Het ongecontroleerde bezit van de amfetamine en hennep is in strijd met de wet en het algemeen belang. Daarom, en gelet op artikel 13a van de Opiumwet, zal het hof de onttrekking aan het verkeer van deze verdovende middelen bevelen.
Nu er geen strafvorderlijk belang meer is bij de handhaving van het beslag op het in het voertuig van de verdachte aangetroffen gereedschap en het hof geen grond aanwezig acht om deze middelen verbeurd te verklaren dan wel te onttrekken aan het verkeer, zal het hof de teruggave daarvan gelasten aan de verdachte.
Vordering tot tenuitvoerlegging
De officier van justitie bij het arrondissementsparket Zeeland-West-Brabant heeft de tenuitvoerlegging gevorderd van een bij vonnis van de politierechter in de rechtbank Zeeland-West-Brabant, zittingsplaats Breda, van 2 juni 2021 onder parketnummer 02-116982-21 voorwaardelijk opgelegde gevangenisstraf voor de duur van 1 week.

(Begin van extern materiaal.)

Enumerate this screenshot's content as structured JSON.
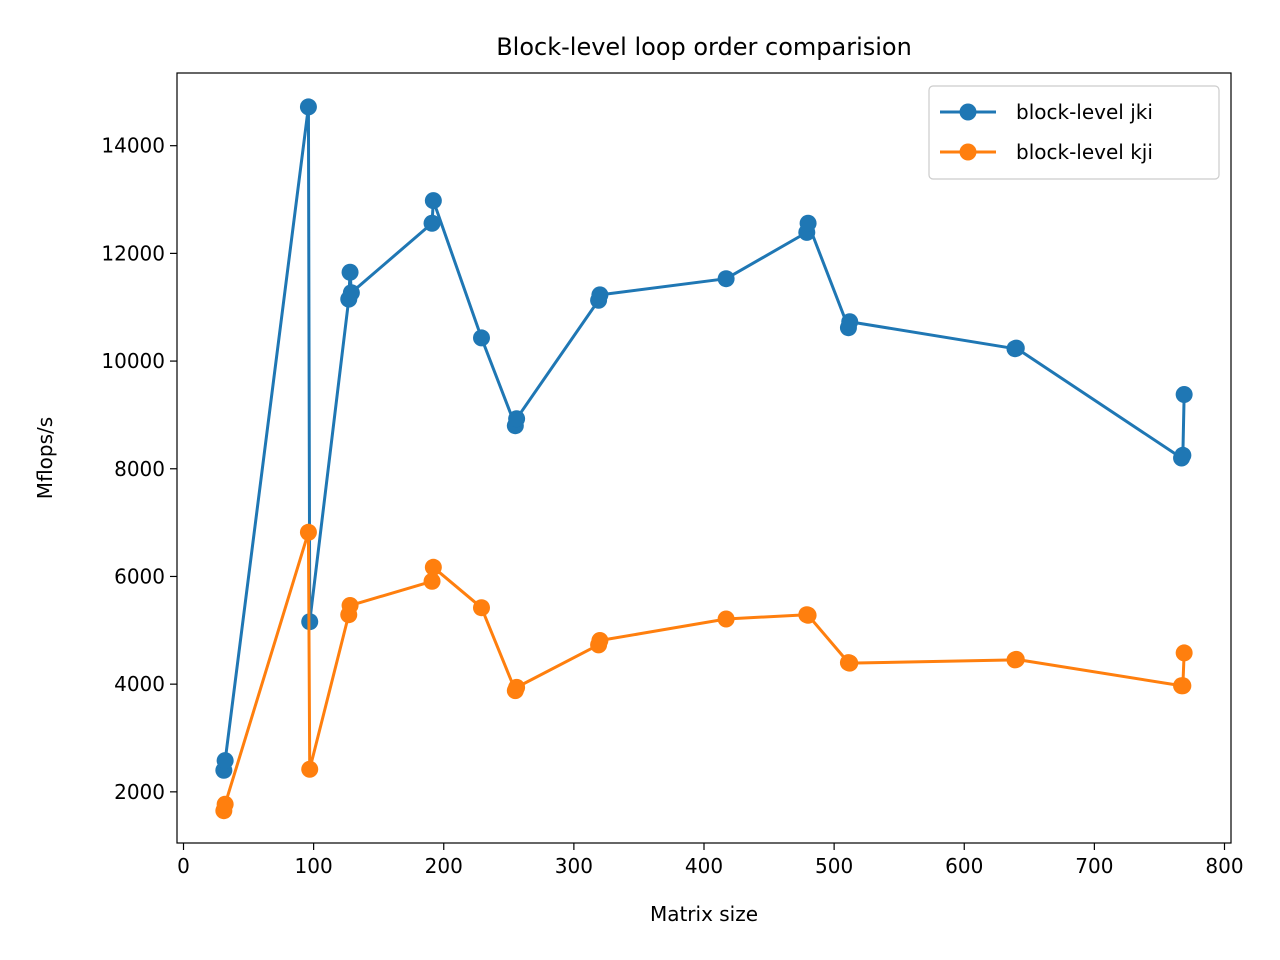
{
  "chart_data": {
    "type": "line",
    "title": "Block-level loop order comparision",
    "xlabel": "Matrix size",
    "ylabel": "Mflops/s",
    "xlim": [
      -5,
      805
    ],
    "ylim": [
      1050,
      15350
    ],
    "xticks": [
      0,
      100,
      200,
      300,
      400,
      500,
      600,
      700,
      800
    ],
    "yticks": [
      2000,
      4000,
      6000,
      8000,
      10000,
      12000,
      14000
    ],
    "grid": false,
    "legend_position": "top-right",
    "series": [
      {
        "name": "block-level jki",
        "color": "#1f77b4",
        "x": [
          31,
          32,
          96,
          97,
          127,
          128,
          129,
          191,
          192,
          229,
          255,
          256,
          319,
          320,
          417,
          479,
          480,
          511,
          512,
          639,
          640,
          767,
          768,
          769
        ],
        "y": [
          2400,
          2580,
          14720,
          5160,
          11150,
          11650,
          11270,
          12560,
          12980,
          10430,
          8800,
          8930,
          11130,
          11230,
          11530,
          12390,
          12560,
          10620,
          10730,
          10230,
          10240,
          8200,
          8250,
          9380
        ]
      },
      {
        "name": "block-level kji",
        "color": "#ff7f0e",
        "x": [
          31,
          32,
          96,
          97,
          127,
          128,
          191,
          192,
          229,
          255,
          256,
          319,
          320,
          417,
          479,
          480,
          511,
          512,
          639,
          640,
          767,
          768,
          769
        ],
        "y": [
          1650,
          1770,
          6820,
          2420,
          5290,
          5460,
          5910,
          6170,
          5420,
          3880,
          3940,
          4730,
          4810,
          5210,
          5290,
          5280,
          4400,
          4390,
          4450,
          4460,
          3970,
          3970,
          4580
        ]
      }
    ]
  }
}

Deze vordering is in hoger beroep opnieuw aan de orde.
Uit het de verdachte betreffende uittreksel Justitiële Documentatie d.d. 9 augustus 2024 (p. 4 en 5) volgt dat de politierechter in de rechtbank Zeeland-West-Brabant bij onherroepelijk vonnis van 21 december 2023, gewezen onder parketnummer 02-301767-23, al onherroepelijk de tenuitvoerlegging heeft gelast van voormelde voorwaardelijke gevangenisstraf. Reeds op die grond is het hof van oordeel dat het Openbaar Ministerie niet-ontvankelijk dient te worden verklaard in de vordering tot tenuitvoerlegging.
Toepasselijke wettelijke voorschriften
De beslissing is gegrond op de artikelen 36b, 36c en 36d van het Wetboek van Strafrecht en artikel 13a van de Opiumwet, zoals deze ten tijde van het bewezenverklaarde rechtens golden dan wel ten tijde van het wijzen van dit arrest rechtens gelden.

BESLISSING

Het hof:
vernietigt het vonnis waarvan beroep en doet opnieuw recht:
verklaart niet bewezen dat de verdachte het tenlastegelegde heeft begaan en spreekt de verdachte daarvan vrij:
beveelt de
onttrekking aan het verkeervan de in beslag genomen, nog niet teruggegeven voorwerpen, te weten:
- 1,7 gram amfetamine (omschrijving: G2591687, wit);
- 11,9 gram hennep (omschrijving: G2591550);
- 278,4 gram amfetamine (omschrijving: G2591545);
gelast de
teruggaveaan de verdachte van het in beslag genomen, nog niet teruggegeven voorwerp, te weten:
- gereedschap (omschrijving: G2591551);
verklaart het Openbaar Ministerie niet-ontvankelijk in de vordering tenuitvoerlegging met parketnummer 02-116982-21.
Aldus gewezen door:
mr. S.V. Pelsser, voorzitter,
mr. R.G.A. Beaujean en mr. P.J.D.J. Muijen, raadsheren,
in tegenwoordigheid van mr. A. Benschop, griffier,
en op 18 oktober 2024 ter openbare terechtzitting uitgesproken.
Mr. P.J.D.J. Muijen is buiten staat dit arrest mede te ondertekenen.